## Data Collection

This file aims at collecting a dataset with movies' genre attachments as well as poster links and retrieving poster images with the provided links. In this project, the data contains a csv file containing movie titles, genre attachments by IMDB, as well as poster links, and original poster images.

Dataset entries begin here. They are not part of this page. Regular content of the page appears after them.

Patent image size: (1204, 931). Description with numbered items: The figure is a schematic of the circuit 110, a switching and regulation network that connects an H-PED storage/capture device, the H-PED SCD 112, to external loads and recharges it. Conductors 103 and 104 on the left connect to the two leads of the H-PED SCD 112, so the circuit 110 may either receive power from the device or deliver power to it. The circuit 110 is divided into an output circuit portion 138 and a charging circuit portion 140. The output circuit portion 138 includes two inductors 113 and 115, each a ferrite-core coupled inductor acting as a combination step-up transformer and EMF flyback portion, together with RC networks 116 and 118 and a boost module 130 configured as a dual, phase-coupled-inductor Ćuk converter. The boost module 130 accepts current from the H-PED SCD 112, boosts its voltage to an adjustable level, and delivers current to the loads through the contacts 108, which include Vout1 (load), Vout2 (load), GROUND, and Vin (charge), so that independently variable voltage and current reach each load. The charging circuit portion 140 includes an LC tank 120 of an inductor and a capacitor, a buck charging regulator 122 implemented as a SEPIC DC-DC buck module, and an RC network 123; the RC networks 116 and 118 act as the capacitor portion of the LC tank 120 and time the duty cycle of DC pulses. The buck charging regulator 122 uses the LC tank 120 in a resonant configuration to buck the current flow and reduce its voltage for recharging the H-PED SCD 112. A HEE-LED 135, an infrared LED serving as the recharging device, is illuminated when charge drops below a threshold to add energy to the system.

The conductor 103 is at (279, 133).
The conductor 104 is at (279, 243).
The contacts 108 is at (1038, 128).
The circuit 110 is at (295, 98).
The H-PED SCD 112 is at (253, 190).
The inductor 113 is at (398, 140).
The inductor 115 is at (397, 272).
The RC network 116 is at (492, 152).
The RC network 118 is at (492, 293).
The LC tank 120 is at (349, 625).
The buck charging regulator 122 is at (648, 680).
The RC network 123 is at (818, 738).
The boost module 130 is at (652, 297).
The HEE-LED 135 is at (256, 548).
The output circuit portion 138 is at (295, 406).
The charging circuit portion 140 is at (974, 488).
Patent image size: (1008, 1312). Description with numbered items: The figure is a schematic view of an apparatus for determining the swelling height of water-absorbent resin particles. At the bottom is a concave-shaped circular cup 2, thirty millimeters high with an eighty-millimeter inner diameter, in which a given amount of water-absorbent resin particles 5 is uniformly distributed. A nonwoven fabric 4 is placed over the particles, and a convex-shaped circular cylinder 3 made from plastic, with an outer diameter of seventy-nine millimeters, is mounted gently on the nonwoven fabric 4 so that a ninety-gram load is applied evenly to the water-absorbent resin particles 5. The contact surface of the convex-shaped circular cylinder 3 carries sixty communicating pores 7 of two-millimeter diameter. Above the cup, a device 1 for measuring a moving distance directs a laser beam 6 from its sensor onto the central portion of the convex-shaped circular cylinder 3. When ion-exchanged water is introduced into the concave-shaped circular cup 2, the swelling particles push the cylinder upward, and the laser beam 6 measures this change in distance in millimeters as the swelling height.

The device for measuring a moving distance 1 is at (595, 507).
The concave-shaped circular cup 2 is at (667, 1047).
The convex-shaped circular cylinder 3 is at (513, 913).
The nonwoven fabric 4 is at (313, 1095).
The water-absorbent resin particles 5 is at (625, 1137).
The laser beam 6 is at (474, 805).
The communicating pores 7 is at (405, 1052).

The dataset was gained from Kaggle (https://www.kaggle.com/neha1703/movie-genre-from-its-poster) and the original poster images were gained from the website of IMDB. The csv file and the original poster images are stored in Google Cloud bucket. 

In [1]:
# Import Packages
import pandas as pd
import urllib.request
import os

In [3]:
# Read the csv file and load it as dataframe 
df = pd.read_csv("MovieGenre.csv", encoding = 'latin')
df = df.dropna()
df = df.reset_index(drop = True)

In [4]:
data_root = "./Data"

In [5]:
# Download the image with the provided poster links to the destination folder
link_list = []
filename_list = []
n = len(df)
for i in range(n):
    link = df.loc[i, 'Poster']
    file = os.path.join(data_root, link.split("/")[-1])
    try:
        urllib.request.urlretrieve(link, file)
        link_list.append(link)
        filename_list.append(file)
    except urllib.error.HTTPError:
        continue

In [6]:
# Drop off the rows with no matched image in the directory
copy = [link.split("/")[-1] for link in df['Poster']]
df['Poster'] = copy

In [7]:
stored_image = os.listdir(data_root)
for i in range(len(copy)):
    df_image = copy[i]
    if df_image not in stored_image:
        df = df.drop(i, axis = 0)
df = df.reset_index(drop = True)

In [10]:
# Save the final csv file to local
df.to_csv("collected_dataframe.csv", index = False)

After the above steps, the modified csv file and the poster images are uploaded to and stored in Google Cloud bucket.